I was trying to come up with a genre to recommend this week. I thought historical fiction might be a good topic, but it’s almost too broad to choose from. So, I’ve narrowed it down to WWI and WWII books. Many of them are YA or middle grade, mainly because I’ve read so many for our American History Club the past few years. I’m also not going to recommend the obvious ones like Unbroken or The Book Thief since everyone’s heard of them (and if you haven’t, click on the link to read my original book review.) As before, if you click on the title, it will take you to my original review and if you click on the cover image, you’ll follow a link to Amazon where you can buy the book and support my blog.

Let me go down in recommended age for the book and start with the only targeted-to-adults book on the list – The Guernsey Literary and Potato Peel Pie Society by Mary Ann Schaffer and Annie Borrows. I love it when I can find books on a well-known subject (like WWII) in a unique setting, like Guernsey. This story is told all in letters, which captured my interest completely. The trick is to pay attention to the headings and salutations so you know who is talking to who. There’s a bit of romance and all the privations of war, without the bloodshed.

Moving a bit younger, I’m recommending Code Name Verity by Elizabeth Wein. This has a more traditional WWII setting, with a British spy being captured in France. The twist to the story is the spy is a young woman, and the story you see unfolding isn’t actually the truth. You’re better off not knowing the full plot of this book, or it ruins the second half. Trust me, though, the book is well written and you’re pulled into the lives of the characters. I’m hoping I can convince my book group to read this book, if they all haven’t already. This is marketed as a YA book, but it’s not a kid’s book because the themes and a bit of implied torture are more mature.
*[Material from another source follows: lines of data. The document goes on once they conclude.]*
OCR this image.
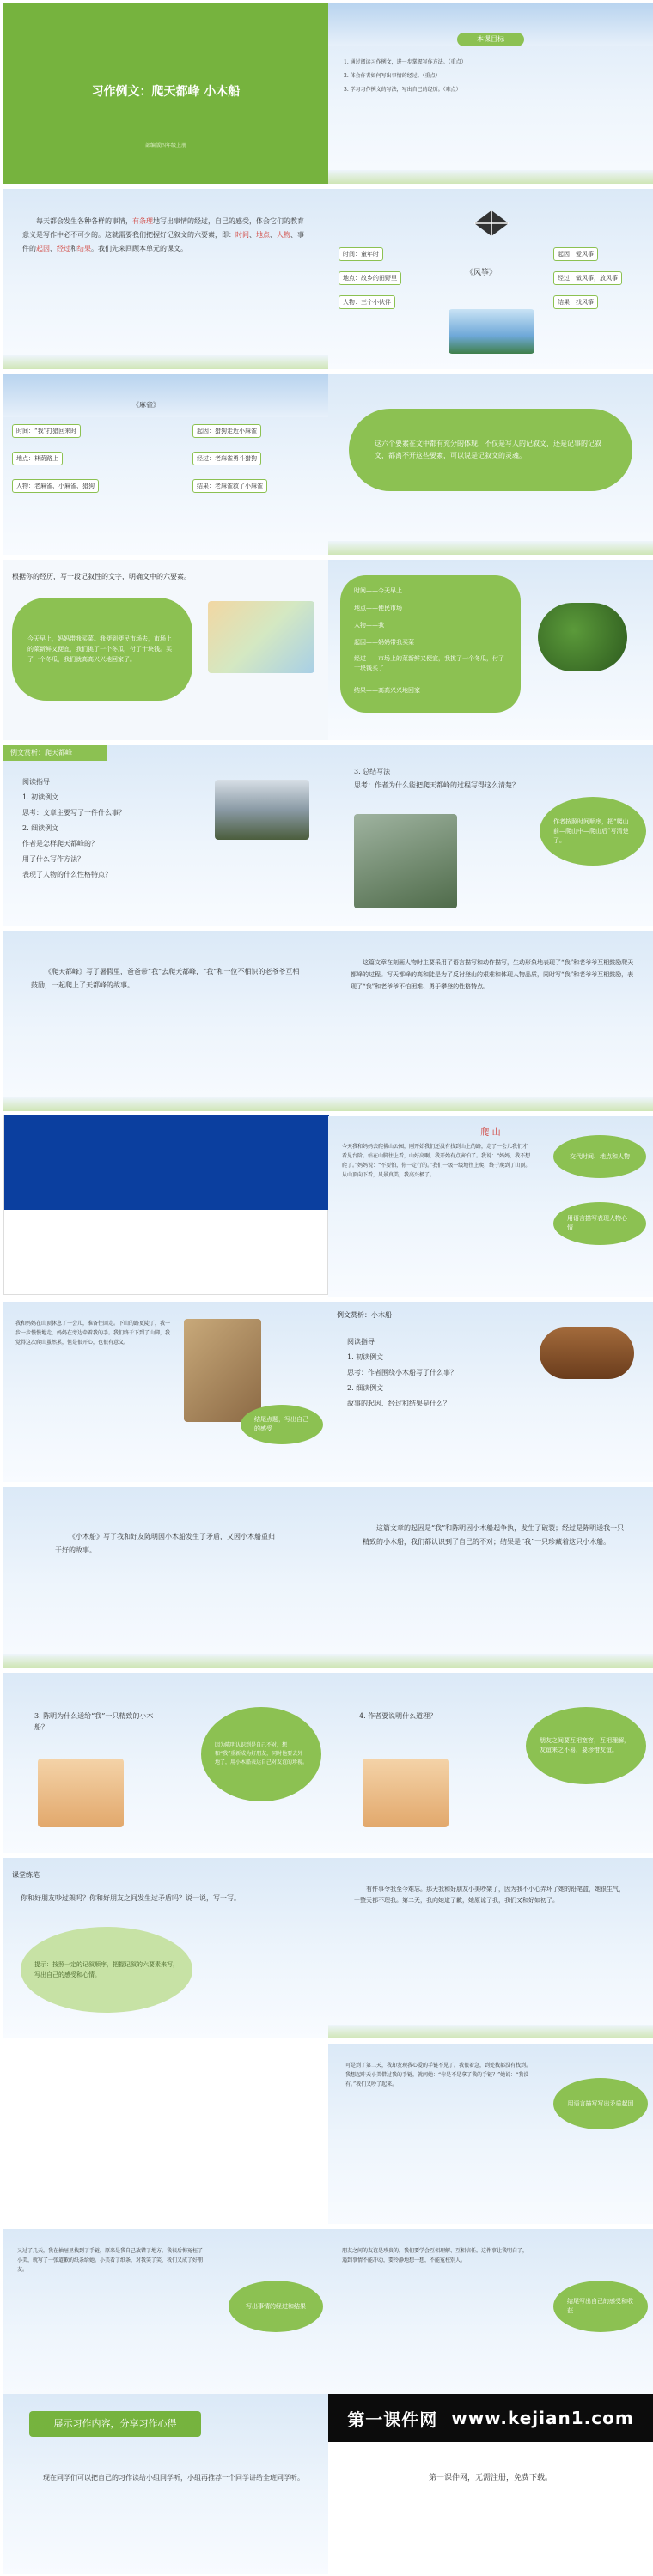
习作例文：爬天都峰 小木船
部编版四年级上册
本课目标
1. 通过阅读习作例文，进一步掌握写作方法。（重点）
2. 体会作者如何写出事情的经过。（重点）
3. 学习习作例文的写法，写出自己的经历。（难点）
每天都会发生各种各样的事情，有条理地写出事情的经过，自己的感受，体会它们的教育意义是写作中必不可少的。这就需要我们把握好记叙文的六要素，即：时间、地点、人物、事件的起因、经过和结果。我们先来回顾本单元的课文。
时间：童年时
地点：故乡的田野里
人物：三个小伙伴
起因：爱风筝
经过：做风筝，放风筝
结果：找风筝
《风筝》
《麻雀》
时间：“我”打猎回来时
地点：林荫路上
人物：老麻雀、小麻雀、猎狗
起因：猎狗走近小麻雀
经过：老麻雀勇斗猎狗
结果：老麻雀救了小麻雀
这六个要素在文中都有充分的体现，不仅是写人的记叙文，还是记事的记叙文，都离不开这些要素，可以说是记叙文的灵魂。
根据你的经历，写一段记叙性的文字，明确文中的六要素。
今天早上，妈妈带我买菜。我便到便民市场去，市场上的菜新鲜又便宜，我们挑了一个冬瓜，付了十块钱。买了一个冬瓜，我们就高高兴兴地回家了。
时间——今天早上
地点——便民市场
人物——我
起因——妈妈带我买菜
经过——市场上的菜新鲜又便宜，我挑了一个冬瓜，付了十块钱买了
结果——高高兴兴地回家
例文赏析：爬天都峰
阅读指导
1. 初读例文
思考：文章主要写了一件什么事？
2. 细读例文
作者是怎样爬天都峰的？
用了什么写作方法？
表现了人物的什么性格特点？
3. 总结写法
思考：作者为什么能把爬天都峰的过程写得这么清楚？
作者按照时间顺序，把“爬山前—爬山中—爬山后”写清楚了。
《爬天都峰》写了暑假里，爸爸带“我”去爬天都峰，“我”和一位不相识的老爷爷互相鼓励，一起爬上了天都峰的故事。
这篇文章在刻画人物时主要采用了语言描写和动作描写，生动形象地表现了“我”和老爷爷互相鼓励爬天都峰的过程。写天都峰的高和陡是为了反衬登山的艰难和体现人物品质，同时写“我”和老爷爷互相鼓励，表现了“我”和老爷爷不怕困难、勇于攀登的性格特点。

爬 山
今天我和妈妈去爬佛山公园，刚开始我们还没有找到山上的路，走了一会儿我们才看见台阶。站在山脚往上看，山好高啊，我开始有点害怕了。我说：“妈妈，我不想爬了。”妈妈说：“不要怕，你一定行的。”我们一级一级地往上爬，终于爬到了山顶。从山顶向下看，风景真美，我高兴极了。
交代时间、地点和人物
用语言描写表现人物心情
我和妈妈在山顶休息了一会儿，准备往回走。下山的路更陡了，我一步一步慢慢地走，妈妈在旁边牵着我的手。我们终于下到了山脚，我觉得这次爬山虽然累，但是很开心，也很有意义。
结尾点题，写出自己的感受
例文赏析：小木船
阅读指导
1. 初读例文
思考：作者围绕小木船写了什么事？
2. 细读例文
故事的起因、经过和结果是什么？
《小木船》写了我和好友陈明因小木船发生了矛盾，又因小木船重归于好的故事。
这篇文章的起因是“我”和陈明因小木船起争执，发生了破裂；经过是陈明送我一只精致的小木船，我们都认识到了自己的不对；结果是“我”一只珍藏着这只小木船。
3. 陈明为什么送给“我”一只精致的小木船？
因为陈明认识到是自己不对，想和“我”重新成为好朋友，同时他要去外地了，用小木船表达自己对友谊的珍视。
4. 作者要说明什么道理？
朋友之间要互相宽容，互相理解，友谊来之不易，要珍惜友谊。
课堂练笔
你和好朋友吵过架吗？你和好朋友之间发生过矛盾吗？说一说，写一写。
提示：按照一定的记叙顺序，把握记叙的六要素来写，写出自己的感受和心情。
有件事令我至今难忘。那天我和好朋友小美吵架了，因为我不小心弄坏了她的铅笔盒，她很生气，一整天都不理我。第二天，我向她道了歉，她原谅了我，我们又和好如初了。
可是到了第二天，我却发现我心爱的手链不见了。我很着急，到处找都没有找到。我想起昨天小美借过我的手链，就问她：“你是不是拿了我的手链？”她说：“我没有。”我们又吵了起来。
用语言描写写出矛盾起因
又过了几天，我在抽屉里找到了手链，原来是我自己放错了地方。我很后悔冤枉了小美，就写了一张道歉的纸条给她。小美看了纸条，对我笑了笑，我们又成了好朋友。
写出事情的经过和结果
朋友之间的友谊是珍贵的，我们要学会互相理解、互相信任。这件事让我明白了，遇到事情不能冲动，要冷静地想一想，不能冤枉别人。
结尾写出自己的感受和收获
展示习作内容，分享习作心得
现在同学们可以把自己的习作读给小组同学听，小组再推荐一个同学讲给全班同学听。
第一课件网
www.kejian1.com
第一课件网，无需注册，免费下载。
And finally, on to the middle-grade crowd recommendations – I have two, and both are set outside of the more traditional Britain/France/Germany stories so you can see how people dealt with the war when they weren’t necessarily in the midst of battles. First off is Snow Treasure by Marie McSwigan. It’s set in Norway at the start of WWII. The Norwegians are trying to smuggle their gold bullion out of the country without the Nazis getting it, and they use children and their sleds to get it down the mountain and to the fjord safely. It’s a fascinating little story that is supposedly based on true events. Next is Number the Stars by Lois Lowry. This won a Newbery Award, so it’s not a complete unknown, but it deserves the love. This book is set in Denmark and focuses on the population’s efforts to save their Jewish population when the Nazis plan on relocating the Jews. We see it from a single family and set of friends, which puts it in perspective for kids reading the story.

And finally, something different – both in terms of the war and genre. I’m recommending Scott Westerfield’s Leviathan Trilogy, starting with Leviathan, and also including Behemoth and Goliath. This is an alternate history, steampunk version of WWI where the Allies are Darwinists and use fabulous engineered beasties for all their technology and the Axis are Clankers who have actual machines do their work. There’s some great artwork sprinkled throughout the book, and it is a fun read. Again, it’s YA but great for multiple ages.

Hopefully, I provided a book or two for your Christmas list. Anything you’d suggest for my list?